Rack
The Jesus Lizard
Groupe culte de la scène de Chicago, The Jesus Lizard fait figure de mètre étalon noise-rock depuis 1990. Moins populaire que Nirvana ou Pearl Jam, le quatuor s’est pourtant taillé une réputation en béton armé, aux côtés des légendaires Shellac et Slint, tant pour sa discographie racée que pour ses shows explosifs.
Quiconque a déjà vu ces bestiaux en concert en est resté marqué au fer rouge. Et celles et ceux qui ont eu la chance d'assister à leur retour scénique fracassant en 2007 à la Villette à Paris savent qu'ils ont assisté ce soir-là au plus grand concert de rock de tous les temps. Rien que ça. Voilà de quoi mesurer l'excitation d'une communauté de fans en PLS depuis que The Jesus Lizard a annoncé la sortie d’un nouvel album studio, le premier depuis… 1998. Si les fans de Tool ont dû attendre 14 ans avant la sortie de leur dernier opus, imaginez l'effervescence d’un public qui a rongé son frein, ses jeans troués et ses chemises en flanelle râpées depuis 26 ans.
Rack ne s'encombre pas de préliminaires inutiles. "Hide and Seek", qui ouvre l'album, frappe directement à la jugulaire et dépoussière la recette complexe d'une discographie sans aucun faux pas. Derrière son micro, David Yow s'égosille toujours comme une bête échappée de l'abattoir. Ses hurlements toxiques contrastent furieusement avec la précision chirurgicale d'un ensemble guitare basse batterie réglé au millimètre. C'est d'ailleurs ce qui a toujours fait la singularité du son de The Jesus Lizard : les acrobaties d’un frontman possédé d'un côté, des compositions punk blues noise rock acérées servies par de vrais virtuoses de l’autre. Qu’il s’agisse du jeu de guitare tout en subtilité de Duane Denison, des lignes de basse claquantes et répétitives de David Wm Sims ou de la batterie punitive de Mac McNeily, un morceau de The Jesus Lizard se repère à des kilomètres, même après un silence d’un quart de siècle.

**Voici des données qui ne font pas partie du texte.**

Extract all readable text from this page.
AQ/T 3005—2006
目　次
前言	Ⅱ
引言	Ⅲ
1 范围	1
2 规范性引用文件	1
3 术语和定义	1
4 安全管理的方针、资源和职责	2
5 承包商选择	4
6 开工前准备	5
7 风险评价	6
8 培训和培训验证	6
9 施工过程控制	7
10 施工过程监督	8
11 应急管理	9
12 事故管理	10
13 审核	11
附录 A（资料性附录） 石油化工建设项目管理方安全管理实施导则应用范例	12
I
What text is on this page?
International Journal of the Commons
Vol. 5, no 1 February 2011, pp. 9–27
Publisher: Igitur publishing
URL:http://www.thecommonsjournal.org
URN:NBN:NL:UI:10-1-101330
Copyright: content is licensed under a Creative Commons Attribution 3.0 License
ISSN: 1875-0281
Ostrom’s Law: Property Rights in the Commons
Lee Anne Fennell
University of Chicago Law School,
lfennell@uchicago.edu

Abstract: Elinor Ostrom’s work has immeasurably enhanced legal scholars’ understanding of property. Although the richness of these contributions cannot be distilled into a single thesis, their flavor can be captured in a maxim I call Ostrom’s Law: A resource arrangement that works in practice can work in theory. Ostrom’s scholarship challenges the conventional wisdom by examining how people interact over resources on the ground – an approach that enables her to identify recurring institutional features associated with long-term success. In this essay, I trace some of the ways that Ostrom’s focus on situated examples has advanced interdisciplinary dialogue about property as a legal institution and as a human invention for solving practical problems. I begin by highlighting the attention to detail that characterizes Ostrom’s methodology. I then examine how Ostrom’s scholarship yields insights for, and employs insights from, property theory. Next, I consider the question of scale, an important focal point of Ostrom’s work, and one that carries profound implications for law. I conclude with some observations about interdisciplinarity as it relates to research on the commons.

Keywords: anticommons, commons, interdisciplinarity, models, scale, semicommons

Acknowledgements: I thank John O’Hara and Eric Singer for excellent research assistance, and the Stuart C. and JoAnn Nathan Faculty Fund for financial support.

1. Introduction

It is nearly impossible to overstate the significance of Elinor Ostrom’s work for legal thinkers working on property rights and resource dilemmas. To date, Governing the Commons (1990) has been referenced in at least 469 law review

Le ton étant donné, l’album défile comme une évidence et alterne entre aboiements baveux ("Alexis Feels Sick", "Moto(R)"), coups de boule impulsifs ("Grind") et plages plus posées et mélodiques ("What if ?", "Armistice Day"). Le disque sonne comme l’ultime rescapé d’une époque révolue : un temps où l’industrie des majors a cassé sa tirelire pour offrir des ponts d’or aux groupes les plus bruyants (le deal d’Helmet à un million de dollars) avant de subitement couper les vannes. L’histoire aurait pu être fatale à The Jesus Lizard, puisque Capitol Records a payé le groupe pour ne pas sortir le troisième album que la major s’était pourtant engagée à publier, précipitant ainsi sa mise au placard en 1998. 26 ans plus tard, voilà une belle revanche pour ces gaillards avec un disque qu’on n’espérait plus et qui fait mieux que répondre aux attentes. Et si The Jesus Lizard venait simplement de nous chier l'un des albums rock de l’année ?
Avant de conclure, prenons le temps de célébrer comme il se doit le jeu de guitare de Duane Denison. Sur Rack, il marche littéralement sur l’eau et distille ses riffs au phrasé blues punk comme d’autres distribueraient les pains. On ne rendra jamais justice au génie de ce gars, qui malgré une discrétion troublante, a écrit à lui seul tout un chapitre de l’histoire du rock des 30 dernières années. Jamais une note de trop, jamais une faute de goût, mais toujours ce sens de la mélodie qui passe naturellement d’un arpège bluesy au tremblement de terre qui pousse l’ampli dans le rouge vif. La définition même de l’anti guitar hero… comme on n’en fait plus depuis les nineties.